I’m not saying I don’t like saving or anything, but hear me out.
A great example is my emergency fund. I calculated a goal to save up $8,800 based on how much I spend each month and how long I estimate I’ll need it for. As soon as I hit that number, the money I’m contributing to that goal can be sent towards other things, like my house downpayment fund!
Reaching a savings goal is nice, but having that extra money to throw towards other goals? Priceless.
Go figure out how much you need to save for just a single one of your savings goals — here’s how I calculated my emergency fund savings goal and my pet emergency fund savings goal, if you’re looking for somewhere to start! Bonus points if you can set up your savings account to keep track of that goal for you.
4. Track Your Spending
There’s not a lot more I can say about tracking your spending that I haven’t already said (if you want the recaps, try this post or this one or this one) but it will seriously change how you see your money — and how you feel about it, too. If you’re not convinced, try it for a week. Make a note somewhere — even on the back of a napkin if you have to — of what you spent money on that week, and how much you spent. I guarantee it won’t take that much time, and I also guarantee you’ll learn a lot about your spending habits.
You can even do this by pulling up your bank account and credit card statements and looking back at a week of spending you had recently, if you want to get it out of the way all at once.
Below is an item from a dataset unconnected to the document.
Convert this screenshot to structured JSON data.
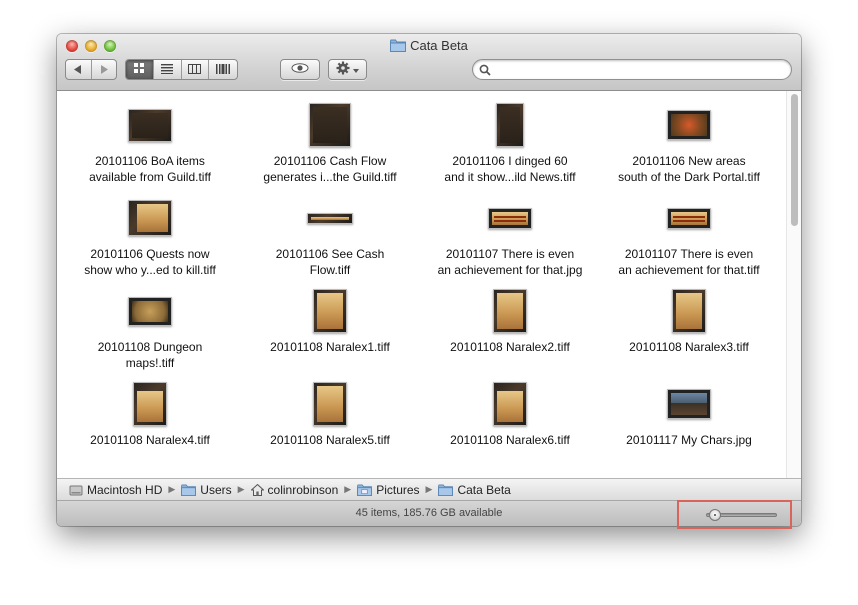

The data is right there waiting for you!
5. Start to Invest
Investing was always something I knew I should do, but I never really knew where to start. I tried once, and I went to my bank and asked about mutual funds. When I did that, my “advisor” told me I didn’t have enough money to invest — even though I probably had about $4,000 sitting in my Registered Retirement Savings Plan.
Pro: I didn’t get locked into high MER bank mutual funds.
Con: This was back in 2012, and I missed out on some pretty great years of market growth.
After that total non-adventure, I didn’t really do much about the whole investing thing. I knew a little bit about it, or at least enough to know…
- High management fees are usually something you want to avoid
- Trying to beat the market is for people who spend a LOT more time thinking about investing than I do, and
- I need something low maintenance, along the lines of a Couch Potato portfolio that tracks the market
The key word here is low maintenance, especially since the “getting started” bit was the one that really kept tripping me up. I knew just enough about the whole thing to know what I wanted, but not enough to know how to get there.
Until I discovered robo-advisors.
It was this moment of realization, like “Wait, you mean someone has built exactly the service that I wished someone would offer me, and I can sign up entirely online?!”
So I did. Literally that day, I opened up an account with Wealthsimple, and I haven’t looked back — even though I did invest right before a big market correction, I’m still happy I did it. Setting up and funding an account with Wealthsimple or another robo-advisor, like FutureAdvisor or Wealthfront, will take you no more than 15 minutes.
In retrospect, these are really the most impactful financial moves I’ve made in the past few years, bar none. It’s a little sad to think back and realize that every single one of them took me less than an hour to do, especially when I consider how freaking long it took me to do them.
But, in true learn-from-my-mistakes fashion, I don’t want it to take you guys as long as it took me.
If you haven’t done these things, what are you waiting for? It’s June 27th. It’s a day for fresh starts (apparently).
I’d love to hear from you guys — are you planning to take one (or many) of these steps? Is there anything you’d add to the list of “awesome finance moves you can make in under an hour”? Chime in!